17. Future-Proofing
Chapter 17 of 20 · 15 min
Hardware planning should account for model size trends and upcoming capabilities. Future-proofing means avoiding premature obsolescence.
Model Size Trajectory
Current trends indicate ongoing growth:
| Year | Popular Models | Typical Size |
|---|---|---|
| 2022 | GPT-3 style | 175B |
| 2023 | Llama 2 | 7B, 13B, 70B |
| 2024 | Llama 3 | 8B, 70B |
| 2025 (projected) | 100B+ models | 70B-200B |
The trend toward larger models continues, driven by research and commercial interest.
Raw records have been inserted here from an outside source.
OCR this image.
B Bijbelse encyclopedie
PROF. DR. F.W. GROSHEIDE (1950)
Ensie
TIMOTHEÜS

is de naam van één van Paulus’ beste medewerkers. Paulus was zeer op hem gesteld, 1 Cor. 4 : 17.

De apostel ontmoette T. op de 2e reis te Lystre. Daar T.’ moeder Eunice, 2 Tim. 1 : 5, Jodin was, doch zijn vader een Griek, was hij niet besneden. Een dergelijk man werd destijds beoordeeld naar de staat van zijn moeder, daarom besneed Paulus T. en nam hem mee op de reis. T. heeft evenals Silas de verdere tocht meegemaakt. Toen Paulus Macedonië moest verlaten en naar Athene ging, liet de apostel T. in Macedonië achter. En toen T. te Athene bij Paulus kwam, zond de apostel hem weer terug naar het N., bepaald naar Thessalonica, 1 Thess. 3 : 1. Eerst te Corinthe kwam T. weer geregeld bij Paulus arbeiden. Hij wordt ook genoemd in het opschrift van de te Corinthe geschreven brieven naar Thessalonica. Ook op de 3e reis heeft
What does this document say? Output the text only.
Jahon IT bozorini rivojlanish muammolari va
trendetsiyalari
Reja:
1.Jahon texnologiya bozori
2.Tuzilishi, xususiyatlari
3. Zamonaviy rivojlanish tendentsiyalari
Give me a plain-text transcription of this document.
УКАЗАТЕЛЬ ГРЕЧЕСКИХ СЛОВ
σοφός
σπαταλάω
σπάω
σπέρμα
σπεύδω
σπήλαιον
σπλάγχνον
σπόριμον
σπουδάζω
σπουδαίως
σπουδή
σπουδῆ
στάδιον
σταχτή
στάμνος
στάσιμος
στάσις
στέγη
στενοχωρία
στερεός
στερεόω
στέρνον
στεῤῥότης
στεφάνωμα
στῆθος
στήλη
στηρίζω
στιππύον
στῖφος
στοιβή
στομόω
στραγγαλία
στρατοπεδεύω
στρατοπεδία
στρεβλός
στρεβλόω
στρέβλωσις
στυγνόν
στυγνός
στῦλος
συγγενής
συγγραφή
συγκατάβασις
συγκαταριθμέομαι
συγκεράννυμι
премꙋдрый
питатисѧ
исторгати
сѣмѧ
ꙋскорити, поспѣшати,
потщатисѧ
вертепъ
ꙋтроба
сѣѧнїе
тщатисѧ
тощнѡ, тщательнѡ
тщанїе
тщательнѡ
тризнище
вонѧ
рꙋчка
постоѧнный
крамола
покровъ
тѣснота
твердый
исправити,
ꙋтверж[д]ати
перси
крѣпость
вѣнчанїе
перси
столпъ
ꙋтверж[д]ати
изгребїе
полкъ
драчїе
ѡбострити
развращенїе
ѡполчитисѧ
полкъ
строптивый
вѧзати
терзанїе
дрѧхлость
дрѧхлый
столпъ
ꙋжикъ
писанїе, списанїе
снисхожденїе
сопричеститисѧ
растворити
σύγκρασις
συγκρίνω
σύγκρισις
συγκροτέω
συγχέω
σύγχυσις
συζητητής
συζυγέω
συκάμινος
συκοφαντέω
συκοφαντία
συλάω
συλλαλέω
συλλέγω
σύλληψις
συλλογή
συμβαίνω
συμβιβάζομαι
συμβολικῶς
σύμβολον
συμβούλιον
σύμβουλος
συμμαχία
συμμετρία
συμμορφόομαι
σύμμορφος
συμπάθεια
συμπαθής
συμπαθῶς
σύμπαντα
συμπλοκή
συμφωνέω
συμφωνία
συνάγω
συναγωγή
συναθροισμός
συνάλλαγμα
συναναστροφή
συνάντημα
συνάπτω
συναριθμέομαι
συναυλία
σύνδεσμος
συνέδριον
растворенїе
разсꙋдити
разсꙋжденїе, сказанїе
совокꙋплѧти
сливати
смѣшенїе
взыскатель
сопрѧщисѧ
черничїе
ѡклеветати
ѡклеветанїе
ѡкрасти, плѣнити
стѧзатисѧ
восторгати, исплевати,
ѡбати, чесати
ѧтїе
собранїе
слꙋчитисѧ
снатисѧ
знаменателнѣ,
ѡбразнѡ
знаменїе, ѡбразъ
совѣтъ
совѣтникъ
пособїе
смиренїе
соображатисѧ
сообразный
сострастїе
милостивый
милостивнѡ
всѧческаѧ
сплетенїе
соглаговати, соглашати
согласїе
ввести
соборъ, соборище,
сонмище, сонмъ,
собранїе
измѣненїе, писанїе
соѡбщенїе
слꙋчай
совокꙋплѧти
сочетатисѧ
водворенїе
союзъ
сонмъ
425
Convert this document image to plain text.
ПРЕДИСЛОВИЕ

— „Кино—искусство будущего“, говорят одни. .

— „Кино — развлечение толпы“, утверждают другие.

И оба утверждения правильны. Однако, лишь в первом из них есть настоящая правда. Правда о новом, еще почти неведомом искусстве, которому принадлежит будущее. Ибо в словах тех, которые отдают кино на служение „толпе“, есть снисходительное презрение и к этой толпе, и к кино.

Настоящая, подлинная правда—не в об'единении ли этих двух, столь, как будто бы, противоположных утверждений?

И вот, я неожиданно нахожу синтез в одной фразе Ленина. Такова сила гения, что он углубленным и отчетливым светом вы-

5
VRAM Requirements Forecast
Models increase in parameter count and context length:
| Model | VRAM (2024) | VRAM (estimated 2026) |
|---|---|---|
| 7B | 14GB FP16 / 4GB INT4 | 7GB INT4 |
| 70B | 140GB FP16 / 40GB INT4 | 35GB INT4 |
| 128B (est) | N/A | 64GB INT4 |
Context length increases compound VRAM requirements:
- 4K context: Baseline
- 32K context: 4-8x KV cache
- 128K context: 16-32x KV cache
Upgrade Roadmap
| Current GPU | Upgrade Path | Timeline |
|---|---|---|
| RTX 3060 8GB | RTX 4060 Ti 16GB | Immediate |
| RTX 3060 12GB | RTX 4080 | 1-2 years |
| RTX 3080 10GB | RTX 4090 / RTX 5090 | 1-3 years |
| RTX 3090 24GB | RTX 5090 (when available) | 2-4 years |
Supporting Infrastructure
Prioritize investments in infrastructure that survives GPU upgrades:
- PSU headroom: Buy 1000W instead of 850W for GPU upgrade path
- Motherboard PCIe 5.0: Next-gen GPUs may require it
- RAM capacity: 64GB now accommodates future workloads
- Case airflow: More capacity than minimally required
- Storage speed: PCIe 5.0 NVMe for faster model loading
Framework Evolution
AI frameworks evolve quickly:
- llama.cpp: Active development, efficient quantization
- vLLM: Paged attention reduces KV cache memory by 2-10x
- ExLlamaV2: Hardware-optimized kernels
A newer framework release can extend hardware capability significantly.
EXERCISE
Estimate your VRAM requirements in 2 years for your primary use case. Research the models likely to be available and calculate whether your planned build supports them.